Eventually, unable to find a one-stop solution, they had architects Box 9 design the room, metal-work fabricator Hi-Tec Steel build it, and refrigeration-supplier Green Cooling install the kit, which is designed to keep the charcuterie in perfect curing conditions.
"It is at 70% humidity and hovering at around 11ºC," says Leach. "What we're doing is mimicking the sort of areas in Italy which have a sea breeze or river breeze, like Emilia-Romagna, for example, like where culatello comes from. They have breeze from the River Pau and the culatello is cured in caves."
At the moment, the charcuterie programme – which will take a while to get off the ground – is the biggest missing piece from a fully finished Manteca. "I think the menu is almost there where we want it," says Carter. "It still has room to evolve a bit more, once the charcuterie is powered up." The pair also have plans to install a prep kitchen in the basement and turn the space – which is presently only being used for private functions – into another dining room that will add another dozen or two covers to the site.
Once the restaurant is where they want it to be, would there ever be a second site? A sister Manteca, perhaps? Or another concept entirely? "This isn't actually the first concept we've come up with," replies Carter. "We looked at Light Bar [also in Shoreditch] before this. It was 7,500 square feet – an absolute monster, Wolseley-big. In the end it was too scary. Then we were interested in a café that would have been a bakery-type thing. So in due time, maybe. Although I don't think the next thing will be another Manteca.

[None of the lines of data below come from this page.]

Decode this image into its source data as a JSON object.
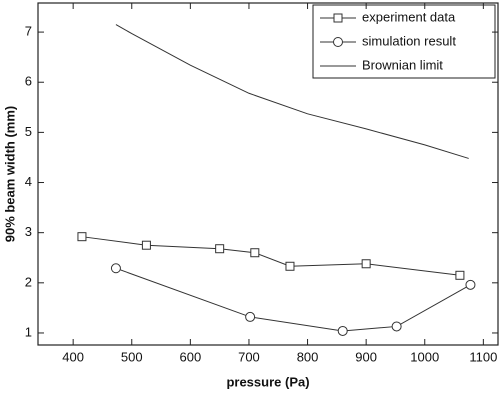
{
  "chart_data": {
    "type": "line",
    "x_label": "pressure (Pa)",
    "y_label": "90% beam width (mm)",
    "xlim": [
      340,
      1125
    ],
    "ylim": [
      0.76,
      7.58
    ],
    "xticks": [
      400,
      500,
      600,
      700,
      800,
      900,
      1000,
      1100
    ],
    "yticks": [
      1,
      2,
      3,
      4,
      5,
      6,
      7
    ],
    "legend": "upper-right",
    "series": [
      {
        "name": "experiment data",
        "color": "#333333",
        "marker": "square",
        "x": [
          415,
          525,
          650,
          710,
          770,
          900,
          1060
        ],
        "values": [
          2.92,
          2.75,
          2.68,
          2.6,
          2.33,
          2.38,
          2.15
        ]
      },
      {
        "name": "simulation result",
        "color": "#333333",
        "marker": "circle",
        "x": [
          473,
          702,
          860,
          952,
          1078
        ],
        "values": [
          2.29,
          1.32,
          1.04,
          1.13,
          1.96
        ]
      },
      {
        "name": "Brownian limit",
        "color": "#333333",
        "marker": "none",
        "x": [
          473,
          500,
          600,
          700,
          800,
          900,
          1000,
          1075
        ],
        "values": [
          7.15,
          6.97,
          6.34,
          5.78,
          5.37,
          5.07,
          4.75,
          4.48
        ]
      }
    ]
  }
}
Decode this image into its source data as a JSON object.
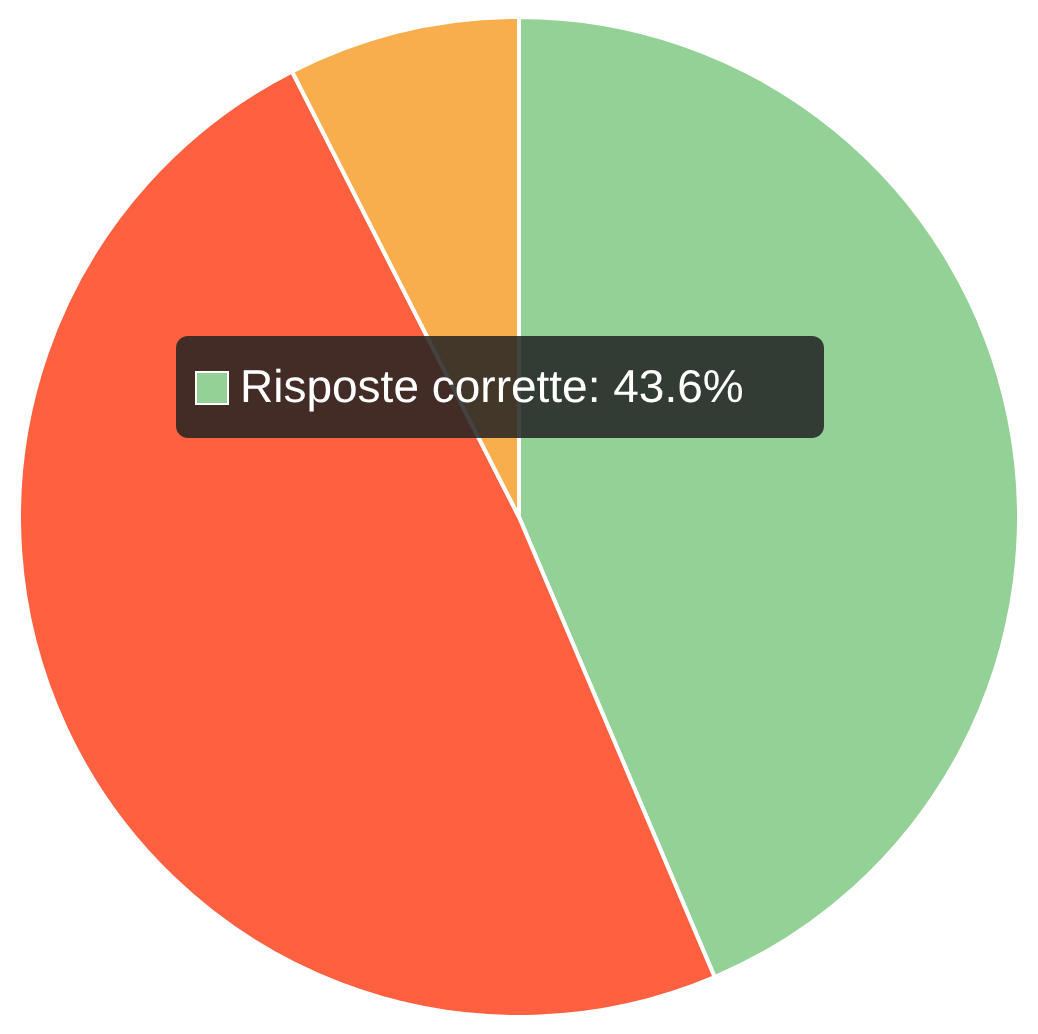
{
  "chart_data": {
    "type": "pie",
    "categories": [
      "Risposte corrette",
      null,
      null
    ],
    "values": [
      43.6,
      48.9,
      7.5
    ],
    "colors": [
      "#93d197",
      "#ff6140",
      "#f8ae4c"
    ],
    "value_labels": [
      "43.6%",
      null,
      null
    ],
    "legend": "top left"
  }
}
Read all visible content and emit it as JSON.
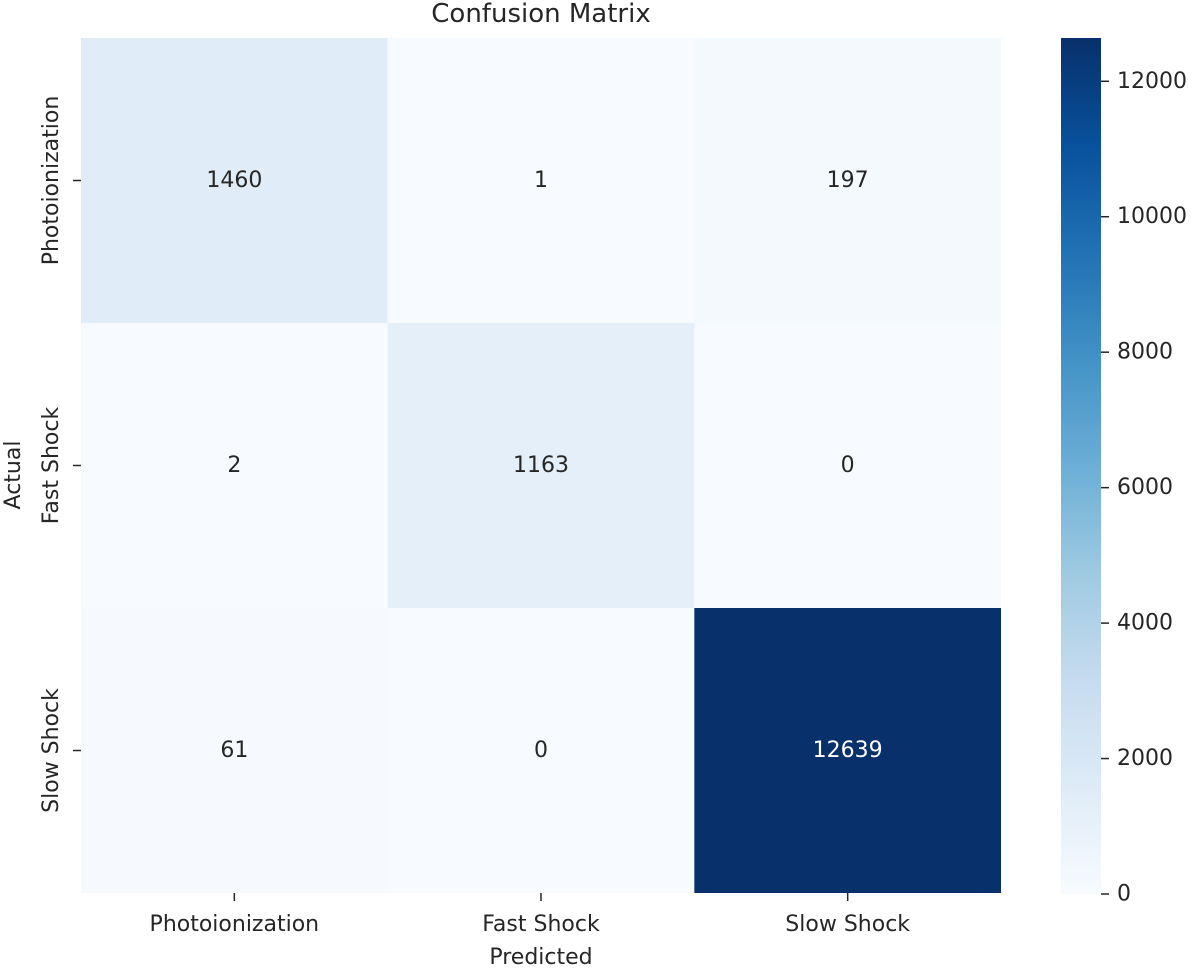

"But right now, we want to cradle this. We've got six months to a year just to get downstairs where we want it to be – we have a lot of space to grow into. We want this place to reach it's potential first and that is hugely exciting. But this isn't the end of us. There will come a site one day that we will just have to build a concept for – we're both creative people."
Recipe: Rigatoni with kale sauce, by Chris Leach
Serves 4
400g kale – cavolo nero, green curly kale, Russian kale 1 garlic clove, crushed 100g olive oil 400g rigatoni 40g butter 1 lemon Pinch chilli flakes Black pepper to taste Grated Parmesan
Wash the kale and pick the leaves from the stalks, keeping the stalks to one side.
Put a large pot of water on to boil and season generously with salt. Put the garlic in a small pan with the olive oil and heat very gently until the garlic begins to soften. Carefully pick out the garlic and discard (or mash up and fold into mayonnaise for another use).
Blanch the kale stalks for two minutes then add all the leaves and cook until soft, around 1-2 minutes. Drain the kale and blend with the garlic oil into a smooth paste. This sauce can be made a day ahead. Cook the pasta to your liking. When ready, drain and reserve some of the pasta water.
In a pan, heat the butter, add the kale sauce and then toss the pasta in the sauce, adding a little pasta water if necessary.
Add a squeeze of lemon and taste, adjusting the seasoning and adding more lemon if needed. Divide among four plates and sprinkle with dried chilli flakes, a few cracks of black pepper and grate some Parmesan over to finish.